I saw myself in Heaven

One dark and starry night;

No one else was there though,

Which gave me a ghastly fright.

 

"Where are all the people?"

I cried to the star-lit sky?

The answer came down quickly,

"Those who've learned to die

Frolic in the sun-lit meadows

With God's Angels from on High."

Thoughts on literature or Timeout...

Paragraph #1

I love literature, primarily because I love stories, adventures; and at the heart of all great literature is an exciting, compelling story—an adventure.  Dante, the character in The Divine Comedy, for example, must journey through Hell, see it (really see it, both within and without) and put it beneath him or behind him (that is, reject it absolutely), if he would be saved from it.
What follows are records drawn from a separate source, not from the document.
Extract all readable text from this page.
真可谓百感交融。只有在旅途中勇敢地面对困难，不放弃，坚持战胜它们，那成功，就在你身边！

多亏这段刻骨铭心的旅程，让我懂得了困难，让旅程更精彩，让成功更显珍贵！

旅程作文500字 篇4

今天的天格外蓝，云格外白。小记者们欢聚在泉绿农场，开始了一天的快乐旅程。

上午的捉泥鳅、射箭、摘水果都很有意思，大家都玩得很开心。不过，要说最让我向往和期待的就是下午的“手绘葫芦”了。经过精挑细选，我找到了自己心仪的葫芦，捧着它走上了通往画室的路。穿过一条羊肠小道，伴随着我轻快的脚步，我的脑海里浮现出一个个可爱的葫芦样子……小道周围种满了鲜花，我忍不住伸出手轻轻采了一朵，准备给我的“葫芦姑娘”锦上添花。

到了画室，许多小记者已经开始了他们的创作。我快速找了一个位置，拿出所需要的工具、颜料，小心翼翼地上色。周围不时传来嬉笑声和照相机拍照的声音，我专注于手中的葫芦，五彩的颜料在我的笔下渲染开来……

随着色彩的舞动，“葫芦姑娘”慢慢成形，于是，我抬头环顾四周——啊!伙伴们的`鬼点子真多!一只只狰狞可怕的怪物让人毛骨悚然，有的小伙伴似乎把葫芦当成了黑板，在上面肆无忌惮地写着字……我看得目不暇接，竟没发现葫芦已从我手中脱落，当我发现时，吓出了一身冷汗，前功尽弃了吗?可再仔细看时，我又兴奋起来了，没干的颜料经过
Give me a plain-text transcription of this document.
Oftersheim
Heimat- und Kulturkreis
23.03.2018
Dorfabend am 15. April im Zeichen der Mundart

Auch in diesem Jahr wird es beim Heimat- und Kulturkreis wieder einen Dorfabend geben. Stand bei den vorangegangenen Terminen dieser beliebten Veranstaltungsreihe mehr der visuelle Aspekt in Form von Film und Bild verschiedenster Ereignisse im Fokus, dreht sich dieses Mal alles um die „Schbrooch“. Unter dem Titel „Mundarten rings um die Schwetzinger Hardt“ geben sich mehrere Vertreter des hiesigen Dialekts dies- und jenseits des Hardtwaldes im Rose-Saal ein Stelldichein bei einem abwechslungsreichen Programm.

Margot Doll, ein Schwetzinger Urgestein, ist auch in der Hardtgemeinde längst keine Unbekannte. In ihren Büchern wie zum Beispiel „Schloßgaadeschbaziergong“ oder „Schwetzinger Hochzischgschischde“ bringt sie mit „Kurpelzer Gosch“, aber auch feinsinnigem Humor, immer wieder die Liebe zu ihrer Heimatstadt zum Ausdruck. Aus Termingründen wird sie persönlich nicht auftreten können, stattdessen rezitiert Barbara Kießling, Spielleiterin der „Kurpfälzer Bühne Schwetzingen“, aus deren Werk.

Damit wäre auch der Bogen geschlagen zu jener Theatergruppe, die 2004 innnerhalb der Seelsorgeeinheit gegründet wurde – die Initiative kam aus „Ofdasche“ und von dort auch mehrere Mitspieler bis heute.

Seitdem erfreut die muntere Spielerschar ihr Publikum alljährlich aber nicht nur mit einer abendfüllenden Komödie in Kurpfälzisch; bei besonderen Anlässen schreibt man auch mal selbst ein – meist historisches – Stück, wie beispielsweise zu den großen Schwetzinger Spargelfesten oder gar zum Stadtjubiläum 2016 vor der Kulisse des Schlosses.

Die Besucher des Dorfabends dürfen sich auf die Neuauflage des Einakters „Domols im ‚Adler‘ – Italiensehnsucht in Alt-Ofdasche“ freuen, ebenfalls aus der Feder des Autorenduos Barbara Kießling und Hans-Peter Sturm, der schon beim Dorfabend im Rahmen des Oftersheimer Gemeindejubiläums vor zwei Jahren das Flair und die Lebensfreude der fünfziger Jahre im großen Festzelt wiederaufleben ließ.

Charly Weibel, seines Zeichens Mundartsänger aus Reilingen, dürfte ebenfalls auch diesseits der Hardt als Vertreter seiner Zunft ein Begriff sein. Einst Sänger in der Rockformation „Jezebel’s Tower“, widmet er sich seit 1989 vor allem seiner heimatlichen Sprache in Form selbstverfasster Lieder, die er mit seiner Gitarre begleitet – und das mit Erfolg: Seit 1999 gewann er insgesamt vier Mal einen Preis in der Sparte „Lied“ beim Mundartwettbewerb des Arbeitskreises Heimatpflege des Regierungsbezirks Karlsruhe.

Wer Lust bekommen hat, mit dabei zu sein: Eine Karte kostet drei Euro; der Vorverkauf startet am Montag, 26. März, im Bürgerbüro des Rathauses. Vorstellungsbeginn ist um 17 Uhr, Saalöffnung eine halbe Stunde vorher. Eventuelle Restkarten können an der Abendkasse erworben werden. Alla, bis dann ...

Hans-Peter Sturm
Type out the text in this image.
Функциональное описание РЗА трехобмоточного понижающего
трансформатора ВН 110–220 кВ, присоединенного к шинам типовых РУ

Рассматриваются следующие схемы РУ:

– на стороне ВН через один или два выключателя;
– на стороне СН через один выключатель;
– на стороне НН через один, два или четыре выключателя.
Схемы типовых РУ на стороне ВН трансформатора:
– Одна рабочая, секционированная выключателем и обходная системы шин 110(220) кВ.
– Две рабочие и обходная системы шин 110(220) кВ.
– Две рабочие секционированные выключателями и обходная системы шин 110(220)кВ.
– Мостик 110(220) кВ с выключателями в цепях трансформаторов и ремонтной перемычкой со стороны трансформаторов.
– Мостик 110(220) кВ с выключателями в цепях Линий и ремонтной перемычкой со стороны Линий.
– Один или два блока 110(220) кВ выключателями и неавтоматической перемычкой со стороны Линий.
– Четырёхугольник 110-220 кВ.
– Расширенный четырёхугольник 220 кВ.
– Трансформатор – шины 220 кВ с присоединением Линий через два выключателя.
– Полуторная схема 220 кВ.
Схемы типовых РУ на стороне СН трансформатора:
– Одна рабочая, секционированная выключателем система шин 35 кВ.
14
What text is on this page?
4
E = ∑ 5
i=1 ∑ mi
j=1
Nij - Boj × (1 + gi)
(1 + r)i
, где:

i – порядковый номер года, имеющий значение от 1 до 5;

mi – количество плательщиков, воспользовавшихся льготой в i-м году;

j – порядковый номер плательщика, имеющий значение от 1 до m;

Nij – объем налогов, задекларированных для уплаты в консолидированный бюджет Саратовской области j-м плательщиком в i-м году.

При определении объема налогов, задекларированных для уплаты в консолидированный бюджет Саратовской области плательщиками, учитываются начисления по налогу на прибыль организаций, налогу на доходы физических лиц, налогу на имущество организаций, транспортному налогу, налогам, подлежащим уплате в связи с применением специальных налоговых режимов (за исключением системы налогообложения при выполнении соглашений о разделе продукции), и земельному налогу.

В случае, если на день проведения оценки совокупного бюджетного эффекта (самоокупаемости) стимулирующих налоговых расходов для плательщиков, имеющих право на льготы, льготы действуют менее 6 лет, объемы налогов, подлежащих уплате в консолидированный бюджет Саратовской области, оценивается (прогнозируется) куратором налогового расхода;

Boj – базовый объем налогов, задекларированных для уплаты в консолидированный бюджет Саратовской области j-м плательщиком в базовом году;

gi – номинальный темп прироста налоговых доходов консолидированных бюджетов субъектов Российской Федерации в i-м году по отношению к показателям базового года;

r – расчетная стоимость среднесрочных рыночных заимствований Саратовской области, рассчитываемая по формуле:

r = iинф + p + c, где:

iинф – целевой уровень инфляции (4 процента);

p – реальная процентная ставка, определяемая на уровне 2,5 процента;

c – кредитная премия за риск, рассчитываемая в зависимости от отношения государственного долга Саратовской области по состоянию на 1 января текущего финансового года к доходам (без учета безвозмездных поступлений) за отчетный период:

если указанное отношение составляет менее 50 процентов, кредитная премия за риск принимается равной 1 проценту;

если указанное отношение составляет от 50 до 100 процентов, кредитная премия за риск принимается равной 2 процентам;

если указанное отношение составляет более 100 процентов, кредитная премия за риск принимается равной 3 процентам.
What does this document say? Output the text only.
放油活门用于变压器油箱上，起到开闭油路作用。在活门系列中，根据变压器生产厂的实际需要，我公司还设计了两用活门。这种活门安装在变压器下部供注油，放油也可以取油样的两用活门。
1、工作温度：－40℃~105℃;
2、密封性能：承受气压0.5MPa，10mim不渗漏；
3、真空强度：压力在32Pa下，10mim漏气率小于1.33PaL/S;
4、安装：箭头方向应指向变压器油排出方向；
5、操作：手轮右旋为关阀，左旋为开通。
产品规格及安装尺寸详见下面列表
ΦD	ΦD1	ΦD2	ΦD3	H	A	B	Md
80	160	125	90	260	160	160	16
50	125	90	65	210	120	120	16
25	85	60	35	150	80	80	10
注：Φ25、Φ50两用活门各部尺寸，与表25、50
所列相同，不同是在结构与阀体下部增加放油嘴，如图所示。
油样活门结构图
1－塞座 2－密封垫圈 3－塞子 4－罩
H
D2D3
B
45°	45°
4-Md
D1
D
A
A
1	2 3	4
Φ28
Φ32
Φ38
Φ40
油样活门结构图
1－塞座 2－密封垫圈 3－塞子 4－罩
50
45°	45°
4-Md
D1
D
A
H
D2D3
He must then climb the incredibly steep Mt. Purgatory and ascend through the circles of Heaven if he would see and know what the romantic love of his life (the Florentine young lady, Beatrice) truly means.  His adventure, like many quest adventures, begins in a Dark Wood, which leads immediately to Hell, a hideous, horrible and terrifyingly dangerous place; Purgatory begins with one of the most beautiful images in literature, the Ship of Souls ferrying the redeemed to the shores of the mountain; Purgatory itself is an arduous climb and a mixture of extremely terrifying images and extremely beautiful images in that each circle of Purgatory is governed by an angelic splendor, an Angel embodying the virtue of the circle.  Dante’s angels are beings to be taken seriously, aesthetically and intellectually.  In Heaven Dante’s ascent to God is now easy physically (he and Beatrice rise like helium-filled balloons); but Heaven is intellectually and theologically rigorous (there is even a test); Purgatory created in Dante a mind fully awake; Heaven is what the fully awakened mind truly understands about the universe of which it is a part; Heaven is also a study in the image of light and its increasing splendors.